Before solving an example of inequalities, it is convenient to indicate the following properties:

  • When a value that you are adding passes to the other side of the inequality, a minus sign is put on it.
  • If a value that is subtracting passes to the other side of the inequality, a plus sign is put on it.
  • When a value you are dividing passes to the other side of the inequality, it will multiply everything on the other side.
  • If a value is multiplying passes to the other side of the inequality, then it will pass dividing everything on the other side.

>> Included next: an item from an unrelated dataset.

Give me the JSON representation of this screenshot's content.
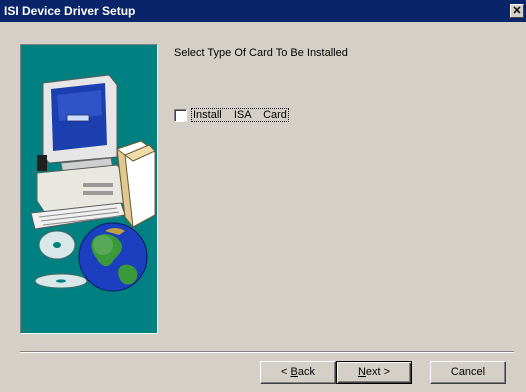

It is indifferent, to go from left to right or from right to left of the inequality. The important thing is not to forget the sign changes. Also, it does not matter which way we solve the unknowns.

Worked example of inequality

To see in depth the process of solving an inequality, we are going to propose the following:

15x + 18 <12x -24

To solve this inequality we must solve for the unknown. To do this, first, we proceed to group like terms. Basically, this part consists of passing all the unknowns to the left side and all the constants to the right side. So we have.

15x – 12x <-24 - 18

Adding and subtracting these like terms. Have.

3x <- 42

Finally, we now proceed to take off the unknown and determine its value.

x <- 42/3

x <- 14

In this way, all values ​​less than -14 correctly satisfy the formulated inequality.

Inequality systems

When two or more inequalities are formulated together, we then speak of systems of inequalities. An example of the formulation of an inequality system is the following:

18x + 22 <12x - 14 (1)

9x> 6 (2)

In this system, the two inequalities must be fulfilled for the system to have a solution. That is, the solution is the values ​​of ‘x’ that allow inequality (1) and (2) to be fulfilled at the same time.

Worked Example of Inequation System

The process of solving an inequality system does not turn out to be complicated, since for its resolution it is enough to solve each of the formulated inequalities separately.

To see this resolution process, let’s take the following inequality system as a reference:

18x + 22 <12x - 14

9x> -6

We solve the first inequality of the system, through the procedure seen in the resolution of inequalities.

18x – 12x <-22 -14

6x <-36

x <-36/6

x <- 9

Now we solve the second inequality of the system.

9x <-9

X <-9/9

X <-1

It should be noted that not all systems of inequalities have a solution.